Qu’il s’agisse ici de peinture abstraite n’enlève rien à l’esprit de ce cheminement. Parce qu’ainsi que le rappelle Michel Tournier, (6) «(…) il faut se garder de conclure trop vite que la peinture abstraite est postérieure à la peinture figurative et donc qu’elle en est issue, qu’elle doit être définie en fonction de la peinture figurative. La préhistoire et l’ethnographie nous avertissent que cet ordre de priorité est pour le moins discutable et que, dans bien des cas, c’est l’abstrait qui est premier.»
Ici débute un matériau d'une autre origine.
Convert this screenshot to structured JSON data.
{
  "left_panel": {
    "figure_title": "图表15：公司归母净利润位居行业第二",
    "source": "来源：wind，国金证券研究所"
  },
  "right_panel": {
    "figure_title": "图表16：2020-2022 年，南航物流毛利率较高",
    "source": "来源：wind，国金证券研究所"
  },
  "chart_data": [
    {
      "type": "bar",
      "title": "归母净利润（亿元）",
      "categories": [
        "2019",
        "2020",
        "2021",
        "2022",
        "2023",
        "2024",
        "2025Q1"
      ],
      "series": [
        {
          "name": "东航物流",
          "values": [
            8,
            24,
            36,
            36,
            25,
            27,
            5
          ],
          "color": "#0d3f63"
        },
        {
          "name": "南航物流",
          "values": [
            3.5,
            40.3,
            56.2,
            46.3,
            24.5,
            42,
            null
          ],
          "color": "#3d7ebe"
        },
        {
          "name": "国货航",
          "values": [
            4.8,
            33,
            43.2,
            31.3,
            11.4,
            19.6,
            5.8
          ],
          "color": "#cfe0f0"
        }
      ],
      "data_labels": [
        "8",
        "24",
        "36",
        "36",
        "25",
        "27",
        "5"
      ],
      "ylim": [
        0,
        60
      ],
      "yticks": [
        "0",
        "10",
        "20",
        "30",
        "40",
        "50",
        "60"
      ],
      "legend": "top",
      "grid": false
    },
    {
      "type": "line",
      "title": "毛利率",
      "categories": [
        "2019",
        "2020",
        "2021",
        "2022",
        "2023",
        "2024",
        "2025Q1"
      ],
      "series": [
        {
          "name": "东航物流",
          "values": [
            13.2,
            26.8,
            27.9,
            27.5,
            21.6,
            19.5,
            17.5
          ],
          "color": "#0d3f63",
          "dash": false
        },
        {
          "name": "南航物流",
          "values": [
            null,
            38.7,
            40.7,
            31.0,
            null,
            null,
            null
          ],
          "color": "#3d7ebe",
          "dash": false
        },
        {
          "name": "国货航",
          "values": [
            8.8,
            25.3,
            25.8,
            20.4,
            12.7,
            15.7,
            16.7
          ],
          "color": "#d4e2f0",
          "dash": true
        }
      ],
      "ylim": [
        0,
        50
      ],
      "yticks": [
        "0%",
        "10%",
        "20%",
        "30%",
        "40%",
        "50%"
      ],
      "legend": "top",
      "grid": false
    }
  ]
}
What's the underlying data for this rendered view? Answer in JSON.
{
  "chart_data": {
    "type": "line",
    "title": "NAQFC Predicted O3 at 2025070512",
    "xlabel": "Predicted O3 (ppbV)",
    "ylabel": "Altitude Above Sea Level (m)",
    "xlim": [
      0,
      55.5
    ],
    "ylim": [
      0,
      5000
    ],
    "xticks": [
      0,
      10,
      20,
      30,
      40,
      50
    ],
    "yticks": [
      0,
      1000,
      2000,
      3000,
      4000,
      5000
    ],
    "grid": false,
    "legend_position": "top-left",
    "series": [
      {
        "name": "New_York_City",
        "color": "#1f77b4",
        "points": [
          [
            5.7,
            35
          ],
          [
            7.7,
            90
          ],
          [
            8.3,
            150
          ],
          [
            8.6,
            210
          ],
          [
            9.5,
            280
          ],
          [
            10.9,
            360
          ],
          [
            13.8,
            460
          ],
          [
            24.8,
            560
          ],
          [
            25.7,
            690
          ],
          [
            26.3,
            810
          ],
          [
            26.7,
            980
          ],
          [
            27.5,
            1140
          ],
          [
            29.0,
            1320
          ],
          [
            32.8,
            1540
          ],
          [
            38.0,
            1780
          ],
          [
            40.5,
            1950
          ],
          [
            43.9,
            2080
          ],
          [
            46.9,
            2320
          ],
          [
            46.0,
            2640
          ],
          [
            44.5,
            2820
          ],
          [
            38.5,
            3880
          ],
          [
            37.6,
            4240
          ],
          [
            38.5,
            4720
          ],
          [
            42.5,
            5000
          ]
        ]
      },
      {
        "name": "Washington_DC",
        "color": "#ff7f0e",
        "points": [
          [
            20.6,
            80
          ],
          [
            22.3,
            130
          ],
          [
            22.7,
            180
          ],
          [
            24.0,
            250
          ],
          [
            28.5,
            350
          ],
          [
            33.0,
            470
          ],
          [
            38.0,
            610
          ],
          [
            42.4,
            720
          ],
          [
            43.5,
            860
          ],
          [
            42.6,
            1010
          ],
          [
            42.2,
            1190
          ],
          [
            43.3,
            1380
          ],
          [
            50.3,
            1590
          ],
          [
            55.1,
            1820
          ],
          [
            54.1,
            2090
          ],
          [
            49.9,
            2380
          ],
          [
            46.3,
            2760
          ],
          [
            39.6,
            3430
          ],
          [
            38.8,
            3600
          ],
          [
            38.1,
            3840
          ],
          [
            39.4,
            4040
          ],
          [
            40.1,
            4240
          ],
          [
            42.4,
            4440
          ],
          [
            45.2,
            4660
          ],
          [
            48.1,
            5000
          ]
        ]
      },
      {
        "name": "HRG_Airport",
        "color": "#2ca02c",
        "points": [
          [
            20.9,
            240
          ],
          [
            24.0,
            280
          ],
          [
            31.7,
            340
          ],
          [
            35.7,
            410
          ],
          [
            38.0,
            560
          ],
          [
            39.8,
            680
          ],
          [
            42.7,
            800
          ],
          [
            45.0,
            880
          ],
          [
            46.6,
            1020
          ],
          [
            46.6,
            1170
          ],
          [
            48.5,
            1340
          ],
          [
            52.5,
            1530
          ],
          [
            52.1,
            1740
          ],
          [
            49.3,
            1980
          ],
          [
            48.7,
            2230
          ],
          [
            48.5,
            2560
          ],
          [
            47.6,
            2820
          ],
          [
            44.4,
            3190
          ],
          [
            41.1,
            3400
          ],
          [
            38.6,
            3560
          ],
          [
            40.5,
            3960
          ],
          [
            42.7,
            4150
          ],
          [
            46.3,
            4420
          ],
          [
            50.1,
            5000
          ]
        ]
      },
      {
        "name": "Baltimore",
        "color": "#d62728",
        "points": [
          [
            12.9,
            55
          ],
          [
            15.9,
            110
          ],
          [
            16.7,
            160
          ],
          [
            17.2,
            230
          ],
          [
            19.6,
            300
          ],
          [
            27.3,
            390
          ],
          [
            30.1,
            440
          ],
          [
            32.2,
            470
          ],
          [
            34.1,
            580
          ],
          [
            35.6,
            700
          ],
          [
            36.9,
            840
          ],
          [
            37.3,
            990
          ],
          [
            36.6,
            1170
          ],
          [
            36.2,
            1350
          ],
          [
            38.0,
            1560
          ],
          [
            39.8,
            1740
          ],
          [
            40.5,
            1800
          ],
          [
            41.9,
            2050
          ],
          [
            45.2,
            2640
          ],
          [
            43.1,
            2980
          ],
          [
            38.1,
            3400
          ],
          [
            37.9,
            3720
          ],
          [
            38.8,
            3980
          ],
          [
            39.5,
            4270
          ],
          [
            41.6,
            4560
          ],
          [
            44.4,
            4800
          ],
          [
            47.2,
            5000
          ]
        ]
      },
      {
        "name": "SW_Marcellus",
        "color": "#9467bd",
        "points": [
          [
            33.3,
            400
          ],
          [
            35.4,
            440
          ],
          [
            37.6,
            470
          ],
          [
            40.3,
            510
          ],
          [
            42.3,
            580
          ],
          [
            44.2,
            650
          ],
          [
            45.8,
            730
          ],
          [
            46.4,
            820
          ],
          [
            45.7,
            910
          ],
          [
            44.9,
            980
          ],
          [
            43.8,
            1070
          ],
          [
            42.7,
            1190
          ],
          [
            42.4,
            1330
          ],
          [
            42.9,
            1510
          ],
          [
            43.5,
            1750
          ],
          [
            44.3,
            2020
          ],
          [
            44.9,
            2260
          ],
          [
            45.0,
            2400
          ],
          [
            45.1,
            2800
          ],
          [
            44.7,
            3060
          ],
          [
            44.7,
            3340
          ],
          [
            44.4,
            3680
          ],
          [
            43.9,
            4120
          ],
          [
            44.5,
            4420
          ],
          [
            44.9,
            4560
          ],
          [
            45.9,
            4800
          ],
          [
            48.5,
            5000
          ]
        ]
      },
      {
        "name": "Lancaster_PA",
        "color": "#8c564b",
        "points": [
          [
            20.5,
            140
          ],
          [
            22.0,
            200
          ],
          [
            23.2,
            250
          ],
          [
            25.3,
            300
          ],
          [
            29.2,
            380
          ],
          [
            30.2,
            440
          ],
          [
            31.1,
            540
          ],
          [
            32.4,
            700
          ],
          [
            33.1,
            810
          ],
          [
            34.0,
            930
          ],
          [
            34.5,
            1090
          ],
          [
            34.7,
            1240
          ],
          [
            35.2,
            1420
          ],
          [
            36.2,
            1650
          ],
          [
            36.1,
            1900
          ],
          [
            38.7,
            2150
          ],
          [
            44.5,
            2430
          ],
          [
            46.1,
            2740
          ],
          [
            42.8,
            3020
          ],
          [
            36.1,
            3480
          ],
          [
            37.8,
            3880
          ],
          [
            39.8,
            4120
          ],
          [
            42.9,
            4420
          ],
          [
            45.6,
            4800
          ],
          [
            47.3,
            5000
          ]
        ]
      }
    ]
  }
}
L’image créatrice, l’œuvre peinte, et plus encore quand elle s’exprime dans l’abstraction, suscite naturellement le signe, l’écriture. Dans Linéament / Lineamento, cette nuée de signes vient se poser en vis-à-vis de l’image.
Après de longues heures d’observation, l’œuvre me regarde et pénètre si intensément en moi qu’il me faut recourir aux mots pour répondre à l’émotion. Cependant, comme l’écrit Michel Foucault (7), «on a beau dire ce qu’on voit, ce qu’on voit ne se loge pas dans ce qu’on dit.»

Rosso, 2013,
pigment & mine de plomb sur papier, 21 X 29,7 cm,
détail de la série Rosso 
© Cécile Donato Soupama

Il n’était pas question pour moi de produire un équivalent verbal des œuvres, mais d’être au plus près de la créatrice en action, en empathie avec le « déjà-là » de la peinture. L’impression que produit l’œuvre est parfois de l’ordre de l’empreinte, suscite une évocation qui serait comme l’ombre-portée de la peinture, parfois de l’ordre de la réminiscence d’une émotion plus personnelle. Tantôt le titre de l’oeuvre génère une métaphore, tantôt c’est une forme, un mouvement qui s’incarne dans les mots.
L’immédiateté de l’œuvre peinte, ses traits, lignes, couleurs, ses linéaments se traduit, les premiers temps, en un chaos tâtonnant de mots, un grésillement de textes pris dans la résille de l’image. De cette image qui «n’en finit pas de défier le langage et de lui imposer un « silence obstiné »» selon l’expression de l’écrivain Virginia Woolf.
À l’issue d’un long processus de sédimentation, vient enfin ce qu’elle appelle encore moments of being, ces instants où l’émotion soudain vous saisit d’un harmonieux accord, toujours plus ou moins ineffable, avec les oeuvres.
Ce grand bonheur d’arriver, sinon au bout, du moins à un croisement de ce chemin d’écriture a été redoublé dans les traductions des textes en italien par Joseph Donato (8), parce que la musique de la langue résonne alors sur une double portée, la fait tinter plus loin.

NOTES & LIENS :

(1)  En savoir plus sur le travail de Cécile Donato Soupama ici
(2)  Michel Tournier in Le Tabor et le Sinaï, Éd. Gallimard, coll. folio, texte intégral, 1994, p. 15
(3)  Nulla dies sine linea, nul jour sans ligne, chaque jour une ligne. Cette devise, que les écrivains se sont appropriés, est celle que Pline l’ancien prête au peintre antique Apelle. La ligne dont il est question est celle du dessin qui circonscrit et fait naître les formes.
(4)  Sabine Forero Mendoza, Agrégée de philosophie, docteur de l’EHESS, 
in Linéament  /Lineamento, p. 7, texte inédit.
(5)  Extrait du livre Rencontres pour mémoire, Anselm Kiefer & Daniel Arasse, Éd. du Regard, p.87
(6)  Michel Tournier in Le Tabor et le Sinaï, Éd. Gallimard, coll. folio, texte intégral, 1994, p. 90
(7)  Citation de Michel Foucault, in Les mots et les choses.